Fulcrum Therapeutics (Nasdaq: FULC) has announced significant progress in its Phase 1b PIONEER trial evaluating pociredir for sickle cell disease (SCD), marking a crucial advancement in the development of oral therapeutics for this genetic blood disorder.
The company has successfully enrolled 10 patients in the trial's 12mg dose cohort, maintaining its timeline for key data releases. Clinical results from this cohort are expected in mid-2025, followed by data from the 20mg dose cohort by year-end 2025.
"Having recently enrolled the 10th patient in the 12 mg dose cohort, we remain on track to share important clinical data this year," stated Alex C. Sapir, Fulcrum's president and chief executive officer. "Based on both its mechanism of action and data generated in the Phase 1b trial to date, pociredir has the potential to ameliorate SCD symptoms by increasing fetal hemoglobin."
Novel Mechanism of Action
Pociredir functions as an oral small-molecule inhibitor of Embryonic Ectoderm Development (EED). The drug's mechanism involves downregulating key fetal globin repressors, including BCL11A, which leads to increased fetal hemoglobin (HbF) production. Initial clinical data has demonstrated proof-of-concept with HbF increases that could potentially benefit patients.

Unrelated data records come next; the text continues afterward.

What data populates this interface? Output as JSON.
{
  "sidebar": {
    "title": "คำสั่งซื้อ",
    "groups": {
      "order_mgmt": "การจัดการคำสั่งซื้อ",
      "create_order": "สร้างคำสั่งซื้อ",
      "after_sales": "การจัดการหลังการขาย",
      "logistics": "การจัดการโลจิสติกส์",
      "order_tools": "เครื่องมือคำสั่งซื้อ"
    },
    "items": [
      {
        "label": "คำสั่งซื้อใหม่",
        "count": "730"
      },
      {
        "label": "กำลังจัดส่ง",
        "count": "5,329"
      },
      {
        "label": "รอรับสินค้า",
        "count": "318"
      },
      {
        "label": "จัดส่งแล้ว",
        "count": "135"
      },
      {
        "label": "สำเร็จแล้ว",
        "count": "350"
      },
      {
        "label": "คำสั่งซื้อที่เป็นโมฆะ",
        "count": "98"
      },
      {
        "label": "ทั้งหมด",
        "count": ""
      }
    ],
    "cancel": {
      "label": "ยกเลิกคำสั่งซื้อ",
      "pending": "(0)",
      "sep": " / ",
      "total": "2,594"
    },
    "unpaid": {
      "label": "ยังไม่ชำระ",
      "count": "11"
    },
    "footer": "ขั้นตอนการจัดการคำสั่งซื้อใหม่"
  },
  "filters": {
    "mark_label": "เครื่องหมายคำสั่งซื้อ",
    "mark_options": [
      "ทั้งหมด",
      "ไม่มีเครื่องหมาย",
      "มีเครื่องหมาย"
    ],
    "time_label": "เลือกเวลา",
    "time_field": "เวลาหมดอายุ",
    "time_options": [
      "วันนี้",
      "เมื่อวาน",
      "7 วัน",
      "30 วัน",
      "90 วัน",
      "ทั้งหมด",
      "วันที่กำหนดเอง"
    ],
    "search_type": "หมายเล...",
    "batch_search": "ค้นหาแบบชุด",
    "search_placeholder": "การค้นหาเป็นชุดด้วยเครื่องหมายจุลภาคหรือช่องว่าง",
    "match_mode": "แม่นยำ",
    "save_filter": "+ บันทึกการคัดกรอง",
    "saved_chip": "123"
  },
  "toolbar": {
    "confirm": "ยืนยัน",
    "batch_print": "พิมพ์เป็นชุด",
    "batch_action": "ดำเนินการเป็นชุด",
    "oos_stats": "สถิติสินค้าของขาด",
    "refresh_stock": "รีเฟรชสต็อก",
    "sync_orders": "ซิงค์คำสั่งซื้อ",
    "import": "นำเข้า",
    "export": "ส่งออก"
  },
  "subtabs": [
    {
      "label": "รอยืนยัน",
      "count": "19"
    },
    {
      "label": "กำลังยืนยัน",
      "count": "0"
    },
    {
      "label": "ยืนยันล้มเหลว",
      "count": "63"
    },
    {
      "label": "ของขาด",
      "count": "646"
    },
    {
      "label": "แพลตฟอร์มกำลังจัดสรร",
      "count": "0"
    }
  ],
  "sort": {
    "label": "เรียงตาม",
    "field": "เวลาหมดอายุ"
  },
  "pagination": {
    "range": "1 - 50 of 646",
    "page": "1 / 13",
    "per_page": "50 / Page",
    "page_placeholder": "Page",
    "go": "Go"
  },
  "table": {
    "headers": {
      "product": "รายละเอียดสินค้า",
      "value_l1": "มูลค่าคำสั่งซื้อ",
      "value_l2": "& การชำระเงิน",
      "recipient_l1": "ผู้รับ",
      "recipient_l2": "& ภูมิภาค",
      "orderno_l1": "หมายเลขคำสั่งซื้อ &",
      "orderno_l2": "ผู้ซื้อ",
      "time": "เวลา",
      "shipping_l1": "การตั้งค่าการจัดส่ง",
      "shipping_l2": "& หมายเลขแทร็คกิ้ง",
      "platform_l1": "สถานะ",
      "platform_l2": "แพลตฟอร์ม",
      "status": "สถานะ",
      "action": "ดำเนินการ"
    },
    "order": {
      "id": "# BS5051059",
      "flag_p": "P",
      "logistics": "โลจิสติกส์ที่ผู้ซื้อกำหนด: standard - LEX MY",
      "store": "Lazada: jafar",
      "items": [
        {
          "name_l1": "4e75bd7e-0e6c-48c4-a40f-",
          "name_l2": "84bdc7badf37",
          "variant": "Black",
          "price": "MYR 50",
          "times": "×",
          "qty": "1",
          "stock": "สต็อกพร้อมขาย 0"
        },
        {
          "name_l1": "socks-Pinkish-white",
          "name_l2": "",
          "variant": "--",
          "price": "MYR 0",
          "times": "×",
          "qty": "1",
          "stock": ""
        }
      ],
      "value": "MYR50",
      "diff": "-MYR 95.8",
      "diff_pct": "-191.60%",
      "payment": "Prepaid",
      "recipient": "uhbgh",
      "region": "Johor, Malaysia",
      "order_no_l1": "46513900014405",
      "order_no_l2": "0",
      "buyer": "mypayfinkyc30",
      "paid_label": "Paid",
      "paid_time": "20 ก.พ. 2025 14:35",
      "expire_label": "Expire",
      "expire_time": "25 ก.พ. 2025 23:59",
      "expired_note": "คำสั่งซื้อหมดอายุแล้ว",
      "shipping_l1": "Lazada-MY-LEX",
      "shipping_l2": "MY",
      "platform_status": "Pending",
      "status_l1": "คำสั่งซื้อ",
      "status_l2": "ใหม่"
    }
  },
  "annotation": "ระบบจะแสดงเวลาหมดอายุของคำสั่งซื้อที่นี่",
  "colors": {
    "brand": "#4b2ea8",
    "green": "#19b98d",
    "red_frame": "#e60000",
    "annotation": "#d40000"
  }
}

The FDA has recognized the drug's potential by granting it both Fast Track designation and Orphan Drug Designation for SCD treatment. Prior to a clinical hold that was lifted in August 2023, pociredir showed favorable tolerability in SCD patients with up to three months of exposure, with no serious treatment-related adverse events reported.
Financial Position and Pipeline Development
Fulcrum enters 2025 with a robust financial foundation, reporting $241.0 million in cash, cash equivalents, and marketable securities as of December 31, 2024. This represents an increase from $236.2 million at the end of 2023, bolstered by an $80.0 million upfront payment received from Sanofi in the second quarter of 2024.
Beyond its lead SCD program, Fulcrum is advancing research in inherited aplastic anemias, including Diamond-Blackfan anemia (DBA), with plans to submit an IND during the fourth quarter of 2025.
Addressing Unmet Needs in SCD
Sickle cell disease remains a challenging genetic disorder characterized by abnormal hemoglobin that causes red blood cells to become sickle-shaped and less flexible. These affected cells can block blood vessels and rupture, leading to severe complications including anemia, pain crises, organ damage, and reduced life expectancy.
The development of pociredir as an oral therapy represents a potentially significant advance in SCD treatment. Current management options often require complex administration methods or have limited accessibility, making an effective oral medication an attractive alternative for patients and healthcare providers.